DELICE PALOMA
Un film de Nadir Mokrèche
Avec Biyouna, Nadia Kaci, Aylin Prandi
Durée : 2h14
Date de sortie : 11 juillet 2007

Mais ne brûlons pas les étapes. Délice Paloma, qu'est-ce que c'est ? Contrairement à ce que son affiche laisse croire, il s'agit avant tout d'une histoire policière mâtinée de suspense. Tout le film est en effet construit comme un flashback : dès la première scène, on assiste à la sortie de prison de Mme Aldjéria - la véritable héroïne de l'histoire -. Comment y a-t-elle échoué ? Voilà quel sera le Mc Guffin pendant les 2h15 du film. Et si la résolution prend tellement de temps à venir, c'est parce qu'elle n'intéresse que moyennement le metteur en scène. Ce dernier ne lui accorde d'ailleurs qu'une importance relative, et pour tout dire, cet aspect du film est assez décevant.
Car ce qui motive Nadir Moknèche, et on ne saurait être plus en accord avec lui, c'est avant tout de nous dresser une galerie de personnages. Au premier rang de ceux-ci : Mme Aldjéria, donc, la dame en bleu sur l'affiche dont on parlait plus haut. Soit une sorte de combinarde patronne d'une agence de services officieux, madame Claude soft à ses heures, fêtarde et explosive ; incarnée avec une délectation et une intensité manifeste par Biyouna. (Qui n'a donc pas de nom de famille ; tout comme Raimu, Fernandel, Arletty et Bob l'éponge.)
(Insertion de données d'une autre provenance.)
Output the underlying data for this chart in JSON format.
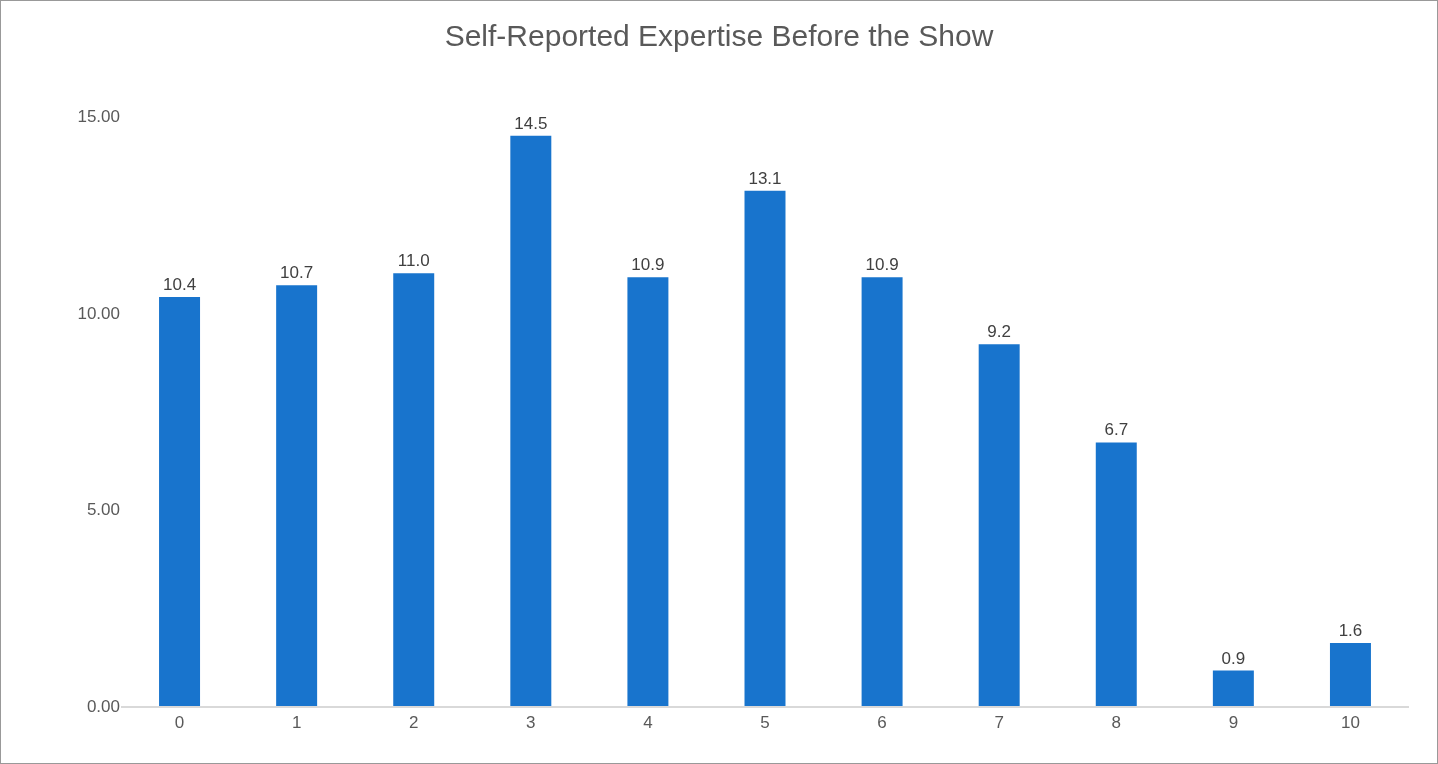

Elle est secondée dans ses oeuvres par Shéhérazade, une jeune femme volontaire et émancipée à qui Nadia Kaci prête ses jolis traits (Nationale 7, ça commence aujourd'hui), et par son fils Riyad, beau gosse ténébreux par qui le souk arrive, incarné par le maroco-suédois Daniel Lundh. Mais la vraie révélation du film, son « plus-produit » si vous préférez, c'est Aylin Prandi. Dans le rôle-titre, l'argentine explose littéralement, imposant une fraîcheur et un naturel désarmant. C'est bien simple : si vous n'êtes pas tombé amoureux au bout de trois scènes, c'est que vous êtes gay. Ou que vous avez des ovaires.
Avec une distribution et des personnages tels que ceux-là, on comprendra que tout ce qui vient après relève du bonus. On se bornera donc à relever une bande son excellente, ponctuée de morceaux de Raï pour la musique qu'écoutent les personnages et de violoncelle pour la musique du film, un mélange étonnamment discret. On relèvera aussi la justesse d'un script qui sait se ménager des fenêtres pour des moments plus tristes (toutes les scènes dans le présent). Si l'on devait citer un défaut, car évidemment ils sont de la partie, on stigmatisera principalement la voix off du personnage principal, qui a la désagréable manie de nous décrire ce que l'on voit à l'écran - quand elle ne sous dit pas carrément ce que l'on est censé ressentir -. Mais l'un dans l'autre, il s'agit d'un défaut mineur au sein d'un film qui s'avère somme toute éminemment sympathique et tout à fait recommandable.

Et puis, au risque de radoter : il y a Aylin Prandi, qui du haut de son premier film vaut toutes les Angelina Jolie et Virginie Ledoyen du monde.